Keywords: Speech recognition, spoken English, machine translation, speech-to-text.

1 Introduction

With the fast pace of globalization and the growing frequency of international interactions, one’s proficiency in spoken English has emerged as a crucial metric for assessing competence in international communication [1]. However, due to language differences and the immediacy of spoken English, there are obstacles in communication and understanding of spoken English. In the past few years, the development of artificial intelligence and machine learning technology has led to the emergence of a novel approach for translating spoken English – speech-to-text technology [2]. First, speech-to-text technology is used to transform spoken English into written text, and then the text is translated by machine. This kind of translation method can convert spoken English into written text in real time, which has the characteristics of immediacy and high accuracy [3] and can significantly enhance the efficiency of English communication. Vu et al. [4] proposed a technique that applies named entity recognition (NER) and part-of-speech (POS) tagging for enhancing translation accuracy in Vietnamese sentences. Wang [5] proposed the use of a recurrent neural network (RNN) to recognize speech and employed a connection-time classification algorithm to conduct force alignment between the input speech sequence and the output text sequence. Shimizu et al. [6] proposed cross-language transfer learning for end-to-end speech translation, in which model parameters move from the pre-training phase of speech translation in one language pair to the fine-tuning phase of speech translation in another language pair. Slim and Melouah [7] introduced an incremental transfer learning method for low-resource language translation, which utilizes various relevant corpora and employs an incremental fine-tuning strategy to transfer language features from a grandparent model to a child model. Xiao et al. [8] systematically compared and discussed various non-autoregressive translation models from different perspectives.

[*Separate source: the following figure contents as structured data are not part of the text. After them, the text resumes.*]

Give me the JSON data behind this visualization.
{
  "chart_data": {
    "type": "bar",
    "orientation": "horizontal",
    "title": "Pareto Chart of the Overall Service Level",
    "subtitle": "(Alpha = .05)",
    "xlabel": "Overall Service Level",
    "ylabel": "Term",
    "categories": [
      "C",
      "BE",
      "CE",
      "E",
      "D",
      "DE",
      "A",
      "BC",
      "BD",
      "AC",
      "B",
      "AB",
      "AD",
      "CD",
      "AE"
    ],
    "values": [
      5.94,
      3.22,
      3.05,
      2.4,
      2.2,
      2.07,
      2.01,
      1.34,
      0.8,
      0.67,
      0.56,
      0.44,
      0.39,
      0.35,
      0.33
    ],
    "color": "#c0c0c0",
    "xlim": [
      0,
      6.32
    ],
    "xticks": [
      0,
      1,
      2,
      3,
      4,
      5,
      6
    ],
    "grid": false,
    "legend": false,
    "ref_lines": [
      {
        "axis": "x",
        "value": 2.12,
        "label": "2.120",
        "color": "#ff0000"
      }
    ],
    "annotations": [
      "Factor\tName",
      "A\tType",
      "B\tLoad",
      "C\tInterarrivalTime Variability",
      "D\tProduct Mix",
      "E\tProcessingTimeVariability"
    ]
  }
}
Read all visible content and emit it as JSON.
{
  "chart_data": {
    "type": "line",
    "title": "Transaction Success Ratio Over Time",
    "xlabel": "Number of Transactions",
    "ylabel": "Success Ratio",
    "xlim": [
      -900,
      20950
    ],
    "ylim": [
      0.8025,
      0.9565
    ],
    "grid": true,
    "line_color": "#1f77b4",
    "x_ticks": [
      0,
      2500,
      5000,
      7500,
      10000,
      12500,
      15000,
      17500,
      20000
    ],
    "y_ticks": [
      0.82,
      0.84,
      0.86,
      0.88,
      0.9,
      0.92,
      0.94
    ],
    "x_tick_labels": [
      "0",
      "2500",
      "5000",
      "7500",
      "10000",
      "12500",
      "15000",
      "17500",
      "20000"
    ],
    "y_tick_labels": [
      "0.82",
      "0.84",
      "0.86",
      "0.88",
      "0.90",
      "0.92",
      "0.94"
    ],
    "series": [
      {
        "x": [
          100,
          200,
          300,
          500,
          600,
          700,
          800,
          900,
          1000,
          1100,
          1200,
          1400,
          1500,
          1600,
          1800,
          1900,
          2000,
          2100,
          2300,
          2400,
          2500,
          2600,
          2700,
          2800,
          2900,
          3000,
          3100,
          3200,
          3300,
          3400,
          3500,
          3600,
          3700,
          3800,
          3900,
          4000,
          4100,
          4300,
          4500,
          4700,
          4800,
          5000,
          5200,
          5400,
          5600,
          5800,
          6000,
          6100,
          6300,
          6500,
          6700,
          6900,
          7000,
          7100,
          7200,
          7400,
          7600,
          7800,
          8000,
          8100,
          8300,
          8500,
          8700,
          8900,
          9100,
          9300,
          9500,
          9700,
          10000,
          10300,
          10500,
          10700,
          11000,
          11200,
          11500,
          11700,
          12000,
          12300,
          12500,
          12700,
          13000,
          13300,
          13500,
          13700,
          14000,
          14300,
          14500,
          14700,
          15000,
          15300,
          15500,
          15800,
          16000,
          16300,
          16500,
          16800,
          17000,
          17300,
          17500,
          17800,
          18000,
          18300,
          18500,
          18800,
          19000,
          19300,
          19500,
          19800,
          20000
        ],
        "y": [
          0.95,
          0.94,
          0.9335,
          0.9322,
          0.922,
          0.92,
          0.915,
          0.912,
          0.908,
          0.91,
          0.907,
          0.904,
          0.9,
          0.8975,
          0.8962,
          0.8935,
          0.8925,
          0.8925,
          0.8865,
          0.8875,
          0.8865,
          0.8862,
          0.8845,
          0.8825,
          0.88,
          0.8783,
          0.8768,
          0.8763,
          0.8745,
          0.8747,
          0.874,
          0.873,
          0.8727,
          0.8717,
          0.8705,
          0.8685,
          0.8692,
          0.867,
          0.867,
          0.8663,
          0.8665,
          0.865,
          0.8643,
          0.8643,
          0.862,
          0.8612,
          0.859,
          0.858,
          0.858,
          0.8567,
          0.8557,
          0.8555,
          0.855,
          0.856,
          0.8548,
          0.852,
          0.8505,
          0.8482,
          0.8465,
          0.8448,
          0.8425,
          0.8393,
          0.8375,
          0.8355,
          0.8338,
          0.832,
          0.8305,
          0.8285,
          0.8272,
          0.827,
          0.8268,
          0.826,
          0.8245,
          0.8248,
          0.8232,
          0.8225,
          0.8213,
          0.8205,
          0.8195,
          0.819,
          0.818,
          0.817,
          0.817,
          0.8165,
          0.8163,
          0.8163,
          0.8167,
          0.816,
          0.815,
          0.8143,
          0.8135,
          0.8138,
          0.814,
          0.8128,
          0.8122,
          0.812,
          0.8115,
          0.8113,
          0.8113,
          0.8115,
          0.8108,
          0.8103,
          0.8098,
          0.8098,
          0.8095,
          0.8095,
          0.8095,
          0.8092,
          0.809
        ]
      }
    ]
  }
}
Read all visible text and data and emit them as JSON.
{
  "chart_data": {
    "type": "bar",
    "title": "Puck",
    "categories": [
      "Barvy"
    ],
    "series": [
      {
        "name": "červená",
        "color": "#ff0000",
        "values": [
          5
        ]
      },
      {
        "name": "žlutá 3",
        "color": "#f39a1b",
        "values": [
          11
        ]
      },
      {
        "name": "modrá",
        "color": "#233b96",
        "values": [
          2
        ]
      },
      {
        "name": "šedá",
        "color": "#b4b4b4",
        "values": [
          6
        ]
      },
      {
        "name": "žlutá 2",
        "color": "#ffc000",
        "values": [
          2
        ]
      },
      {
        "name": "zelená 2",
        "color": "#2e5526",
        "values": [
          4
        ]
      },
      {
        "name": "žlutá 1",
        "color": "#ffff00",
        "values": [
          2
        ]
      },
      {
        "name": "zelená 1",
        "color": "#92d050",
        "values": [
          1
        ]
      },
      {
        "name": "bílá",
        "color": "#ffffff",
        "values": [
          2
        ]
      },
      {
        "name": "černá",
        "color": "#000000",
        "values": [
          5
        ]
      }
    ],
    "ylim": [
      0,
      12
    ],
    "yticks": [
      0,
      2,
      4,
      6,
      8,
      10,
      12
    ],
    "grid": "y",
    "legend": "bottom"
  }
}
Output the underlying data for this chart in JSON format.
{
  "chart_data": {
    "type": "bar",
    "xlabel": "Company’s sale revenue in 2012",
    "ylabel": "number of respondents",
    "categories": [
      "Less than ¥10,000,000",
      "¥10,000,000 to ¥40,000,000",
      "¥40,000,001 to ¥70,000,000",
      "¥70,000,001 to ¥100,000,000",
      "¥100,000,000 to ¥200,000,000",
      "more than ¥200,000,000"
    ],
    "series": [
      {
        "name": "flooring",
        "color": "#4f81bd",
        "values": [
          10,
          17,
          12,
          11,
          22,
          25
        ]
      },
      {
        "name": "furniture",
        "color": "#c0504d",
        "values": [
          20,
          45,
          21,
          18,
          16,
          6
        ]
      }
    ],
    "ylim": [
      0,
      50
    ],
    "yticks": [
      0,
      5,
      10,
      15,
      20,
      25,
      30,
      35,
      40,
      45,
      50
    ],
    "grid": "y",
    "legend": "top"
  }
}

The above-mentioned literature has conducted research on machine translation algorithms. Some studies combine POS tagging with machine translation algorithms, some focus on machine translation of speech signals, and others concentrate on fast training methods. In this paper, the research direction is focused on machine translation of English speech. The adopted method first converts English speech into text characters and then translates the English text using a machine translation approach, aiming to reduce the difficulty of translating English speech directly. This article briefly introduces the convolutional neural network (CNN) algorithm for English speech-to-text and the long short-term memory (LSTM) algorithm for machine translation of English texts. The two algorithms were combined for spoken English translation, followed by simulation experiments. The novelty of this article lies in dividing spoken English translation into two parts. First, a CNN is used in the speech recognition module to convert English speech into text. Then, an LSTM is utilized as an encoder and decoder to translate the converted English text, aiming to reduce the difficulty of English translation. The purpose of this article is to enhance the efficiency and accuracy of translating spoken English.

2 Spoken English Speech Recognition and Translation

Translation of spoken English can take the form of end-to-end, that is, directly convert the audio signal of spoken English into the corresponding translation [9]. Although this method is relatively direct, audio signals need to be divided in order to correspond with the translated characters, and its continuity makes the separation less easy than that of text characters. Moreover, the relevant corpus whose speech corresponds with the translated text is relatively limited, making it difficult to train the algorithm [10]. Another form of spoken translation is to first convert spoken English into English text and then translate the English text to obtain the target text. In this form, the translation of spoken English is divided into two relatively independent steps. A speech recognition algorithm is used to textualize the spoken English, and then a machine translation algorithm is used to convert the spoken English text into the target translation.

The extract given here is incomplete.